It's the Same Five Dollars!

byZ_M_Davis10y8th Mar 200932 comments

23


From Tversky and Khaneman's "The Framing of Decisions and the Psychology of Choice" (Science, Vol. 211, No. 4481, 1981):

The following problem [...] illustrates the effect of embedding an option in different accounts. Two versions of this problem were presented to different groups of subjects. One group (N = 93) was given the values that appear in parentheses, and the other group (N = 88) the values shown in brackets.

[...] Imagine that you are about to purchase a jacket for ($125) [$15], and a calculator for ($15) [$125]. The calculator salesman informs you that the calculator you wish to buy is on sale for ($10) [$120] at the other branch of the store, located 20 minutes drive away. Would you make the trip to the other store?

The response to the two versions of [the problem] were markedly different: 68 percent of the respondents were willing to make an extra trip to save $5 on a $15 calculator; only 29 percent were willing to exert the same effort when the price of the calculator was $125. [...] A closely related observation has been reported [...] that the variability of the prices at which a given product is sold by different stores is roughly proportional to the mean price of that product. The same pattern was observed for both frequently and infrequently purchased items. Overall, a ratio of 2:1 in the mean price of two products is associated with a ratio of 1.86:1 in the standard deviation of the respective quoted prices. If the effort that consumers exert to save each dollar on a purchase [...] were independent of price, the dispersion of quoted prices should be about the same for all products.
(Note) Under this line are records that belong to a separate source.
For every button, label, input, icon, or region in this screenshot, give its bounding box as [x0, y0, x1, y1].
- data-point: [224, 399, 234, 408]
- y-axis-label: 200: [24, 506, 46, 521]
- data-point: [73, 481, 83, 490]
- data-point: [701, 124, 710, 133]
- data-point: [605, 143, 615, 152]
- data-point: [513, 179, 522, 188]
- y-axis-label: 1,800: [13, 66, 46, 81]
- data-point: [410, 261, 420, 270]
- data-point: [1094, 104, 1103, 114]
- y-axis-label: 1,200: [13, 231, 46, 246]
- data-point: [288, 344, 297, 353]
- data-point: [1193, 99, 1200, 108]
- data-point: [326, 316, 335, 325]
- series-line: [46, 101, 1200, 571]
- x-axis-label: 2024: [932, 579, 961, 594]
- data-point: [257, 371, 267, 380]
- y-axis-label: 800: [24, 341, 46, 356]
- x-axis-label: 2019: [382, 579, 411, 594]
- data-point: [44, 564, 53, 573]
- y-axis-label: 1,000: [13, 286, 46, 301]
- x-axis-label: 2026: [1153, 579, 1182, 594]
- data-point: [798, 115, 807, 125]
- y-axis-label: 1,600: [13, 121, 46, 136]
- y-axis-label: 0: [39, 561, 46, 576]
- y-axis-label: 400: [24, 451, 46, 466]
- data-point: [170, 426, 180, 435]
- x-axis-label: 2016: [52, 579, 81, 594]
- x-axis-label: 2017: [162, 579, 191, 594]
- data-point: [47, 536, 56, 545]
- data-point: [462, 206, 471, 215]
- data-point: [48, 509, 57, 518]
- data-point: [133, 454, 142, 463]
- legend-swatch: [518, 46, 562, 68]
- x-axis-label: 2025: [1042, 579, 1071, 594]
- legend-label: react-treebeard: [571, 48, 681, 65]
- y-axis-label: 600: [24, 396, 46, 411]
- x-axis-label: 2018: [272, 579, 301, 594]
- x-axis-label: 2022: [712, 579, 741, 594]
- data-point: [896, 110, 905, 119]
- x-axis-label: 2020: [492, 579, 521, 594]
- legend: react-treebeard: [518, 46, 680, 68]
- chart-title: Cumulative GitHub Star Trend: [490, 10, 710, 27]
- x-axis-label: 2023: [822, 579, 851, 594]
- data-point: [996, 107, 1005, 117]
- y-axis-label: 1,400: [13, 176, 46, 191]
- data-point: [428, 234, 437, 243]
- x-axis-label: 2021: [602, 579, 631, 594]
This one's a killer. Money is supposed to be fungible, but these observations really highlight how difficult it is to really behave as if you believed that. So, aspiring rationalists, how might we combat this in ourselves? Maybe it would help to consciously convert between money and time: if you value your time at 25 $/hr, then the cost of a twenty-minute drive is 25 $/hr * (1/3) hr = $8.33 > $5, so you buy the calculator in front of you in either case. So this heuristic at least takes care of the calculator problem, although I would guess it fails miserably in other contexts, I currently know not which.

Another takeaway lesson is to ignore advertisements boasting that a product is currently such-and-such percent off. We don't care about the percentage! How many minutes are you saving?